12 Aug Chapter 7 Trustee’s Powers-What is a Preference?
A Chapter 7 bankruptcy is a liquidation, so a Chapter 7 trustee has the ability to sell assets and distribute the resulting cash to creditors (less a percentage and administrative costs). But the trustee has other powers, too, which can be more significant in many cases.
One of the goals of the entire bankruptcy system is “equality of distribution,” so that all creditors share equally in the limited assets that are available. The bankruptcy code has a number of provisions designed to equalize distribution among creditors, frustrate attempts by debtors and creditors to skew that distribution, or address a situation where such skewed distribution takes place through happenstance. None of those provisions is more important, or more frustrating to creditors and many debtors, than the preference provisions.
A preference is simply a transfer before bankruptcy that has the affect of paying one creditor more than that creditor would have received if the transfer had not been made. One of the things that is disclosed in a bankruptcy filing is whether any payments or other transfers were made shortly before filing. In addition, trustees will review records like bank statements, real property records, and the like, looking for such transfers. The trustee may make demand for the return of such assets, so that the value of the transfers may be shared with other creditors. The trustee also has the ability to file a civil suit and obtain a judgment for a preference.
It is important to understand that the preference statutes impose what lawyers call “strict liability,” i.e., a given set of circumstances gives rise to liability, regardless of the intent of the parties. The trustee does not have to prove that the debtor was trying to improve the position of the creditor, or that the creditor was trying to beat other creditors to the punch. If a payment or a transfer has the effect of improving one creditor’s position relative to other creditors, and no defenses exist, the trustee is entitle to recover the value of the transfer.
In general, a preferential payment to a third party is one that occurs within the 90 days prior to bankruptcy.

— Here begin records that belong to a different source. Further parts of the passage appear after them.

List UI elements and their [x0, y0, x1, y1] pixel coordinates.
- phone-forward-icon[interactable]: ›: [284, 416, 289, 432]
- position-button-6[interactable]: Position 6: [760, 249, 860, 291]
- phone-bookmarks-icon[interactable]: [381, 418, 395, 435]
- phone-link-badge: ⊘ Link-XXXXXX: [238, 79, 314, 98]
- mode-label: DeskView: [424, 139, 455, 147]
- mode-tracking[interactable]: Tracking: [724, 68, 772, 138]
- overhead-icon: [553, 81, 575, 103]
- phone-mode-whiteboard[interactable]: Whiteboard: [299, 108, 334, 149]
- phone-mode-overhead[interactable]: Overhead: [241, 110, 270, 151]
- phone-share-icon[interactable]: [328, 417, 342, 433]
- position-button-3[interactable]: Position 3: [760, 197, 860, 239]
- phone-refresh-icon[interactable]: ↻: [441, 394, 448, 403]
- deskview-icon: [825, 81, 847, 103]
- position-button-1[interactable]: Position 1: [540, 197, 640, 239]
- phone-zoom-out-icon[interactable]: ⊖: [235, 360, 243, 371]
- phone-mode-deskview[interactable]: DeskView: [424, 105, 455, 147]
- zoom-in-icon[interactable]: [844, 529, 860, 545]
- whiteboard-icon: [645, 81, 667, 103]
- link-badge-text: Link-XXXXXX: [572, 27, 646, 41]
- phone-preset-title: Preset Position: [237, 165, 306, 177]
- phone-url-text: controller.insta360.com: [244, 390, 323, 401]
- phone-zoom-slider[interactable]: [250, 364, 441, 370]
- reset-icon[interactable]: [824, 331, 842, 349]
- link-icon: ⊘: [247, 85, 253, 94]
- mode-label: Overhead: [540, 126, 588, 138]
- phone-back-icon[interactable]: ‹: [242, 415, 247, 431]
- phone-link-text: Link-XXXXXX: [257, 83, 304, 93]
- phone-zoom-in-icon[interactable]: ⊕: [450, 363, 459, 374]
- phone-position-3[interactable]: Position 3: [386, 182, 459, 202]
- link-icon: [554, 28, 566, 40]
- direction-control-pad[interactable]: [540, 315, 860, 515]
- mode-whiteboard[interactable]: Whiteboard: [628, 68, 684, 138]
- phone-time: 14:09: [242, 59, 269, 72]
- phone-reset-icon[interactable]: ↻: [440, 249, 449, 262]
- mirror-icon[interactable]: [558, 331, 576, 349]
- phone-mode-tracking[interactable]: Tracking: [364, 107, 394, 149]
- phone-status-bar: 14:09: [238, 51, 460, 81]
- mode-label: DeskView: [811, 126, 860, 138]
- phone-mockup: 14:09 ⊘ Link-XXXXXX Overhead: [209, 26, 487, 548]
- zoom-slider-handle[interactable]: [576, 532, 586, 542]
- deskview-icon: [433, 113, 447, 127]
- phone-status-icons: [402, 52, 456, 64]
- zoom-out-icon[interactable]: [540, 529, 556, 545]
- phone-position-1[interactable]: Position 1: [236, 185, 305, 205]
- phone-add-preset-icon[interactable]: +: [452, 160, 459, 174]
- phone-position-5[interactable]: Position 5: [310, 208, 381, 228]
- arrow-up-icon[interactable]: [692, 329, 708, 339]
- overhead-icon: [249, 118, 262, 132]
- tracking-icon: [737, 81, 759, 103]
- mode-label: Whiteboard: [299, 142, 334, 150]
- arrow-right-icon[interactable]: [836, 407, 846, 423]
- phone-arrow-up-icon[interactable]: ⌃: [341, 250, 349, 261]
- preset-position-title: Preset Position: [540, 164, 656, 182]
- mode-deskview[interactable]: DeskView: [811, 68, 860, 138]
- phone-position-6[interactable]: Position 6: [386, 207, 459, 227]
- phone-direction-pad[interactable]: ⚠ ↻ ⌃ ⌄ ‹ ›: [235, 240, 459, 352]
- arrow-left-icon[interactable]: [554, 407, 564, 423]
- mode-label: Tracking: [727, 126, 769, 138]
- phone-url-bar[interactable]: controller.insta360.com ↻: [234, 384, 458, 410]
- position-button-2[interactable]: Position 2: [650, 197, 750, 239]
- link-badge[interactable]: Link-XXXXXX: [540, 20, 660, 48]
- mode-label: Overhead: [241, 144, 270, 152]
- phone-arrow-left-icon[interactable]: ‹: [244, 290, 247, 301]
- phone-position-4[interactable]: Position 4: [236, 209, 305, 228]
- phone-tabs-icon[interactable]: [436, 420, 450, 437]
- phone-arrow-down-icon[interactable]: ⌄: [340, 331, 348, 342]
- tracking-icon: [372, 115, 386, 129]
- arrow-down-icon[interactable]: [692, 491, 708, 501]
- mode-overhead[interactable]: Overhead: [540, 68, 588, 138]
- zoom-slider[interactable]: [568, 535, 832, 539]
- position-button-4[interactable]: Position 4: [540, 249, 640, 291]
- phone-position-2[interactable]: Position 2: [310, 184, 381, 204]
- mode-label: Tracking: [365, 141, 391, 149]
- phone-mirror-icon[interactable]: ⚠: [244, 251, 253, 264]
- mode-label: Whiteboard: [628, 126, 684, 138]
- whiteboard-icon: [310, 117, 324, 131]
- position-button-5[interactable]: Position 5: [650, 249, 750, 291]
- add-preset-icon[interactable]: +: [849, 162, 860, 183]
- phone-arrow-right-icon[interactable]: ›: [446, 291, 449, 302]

Payments made within a year before bankruptcy to “insiders,” who are generally business partners, family members, and the like, can be set aside as preferential. There are some technical issues to consider–for example, a payment made by check is effective as of the date the check cleared, not the date on the check or the date it was mailed. There are also some defenses to preferences, usually available in a business rather than a consumer setting. Preferences can be voluntary payments, like a check sent in payment of an invoice, or involuntary, like attaching a bank account.
Preference recovery is generally a matter between the trustee and a creditor. When the creditor is a third party the debtor may not care very much. When the creditor in question is a relative, however, most debtors are very concerned indeed. One of the most common scenarios that lead to preference litigation is a debtor who tries to get debts to family members paid before filing bankruptcy. It is a natural thing to try to do. After all, no one wants their financial trouble to affect family members. But, that instinct can make plenty of trouble for debtors and those they try to pay. It is particularly frustrating when the debtor has taken money from something like a 401k plan or IRA, which a trustee cannot touch, used the money to pay a family member, and the result is a lawsuit against that family member. But that is just the most obvious kind of preference. They are not always that easy to identify; in fact, there are even “indirect” preferences. Trustees know them all–that’s what they are paid for.
A debtor needs someone with the same knowledge and experience on his side. One of the most valuable things an experienced attorney can do is prevent problems for you, and unintended consequences for your family members or business partners. It is also best to seek such advice before you make that payment, or transfer that asset. Lawyers are good at damage control, but we prefer to prevent a problem arising in the first place.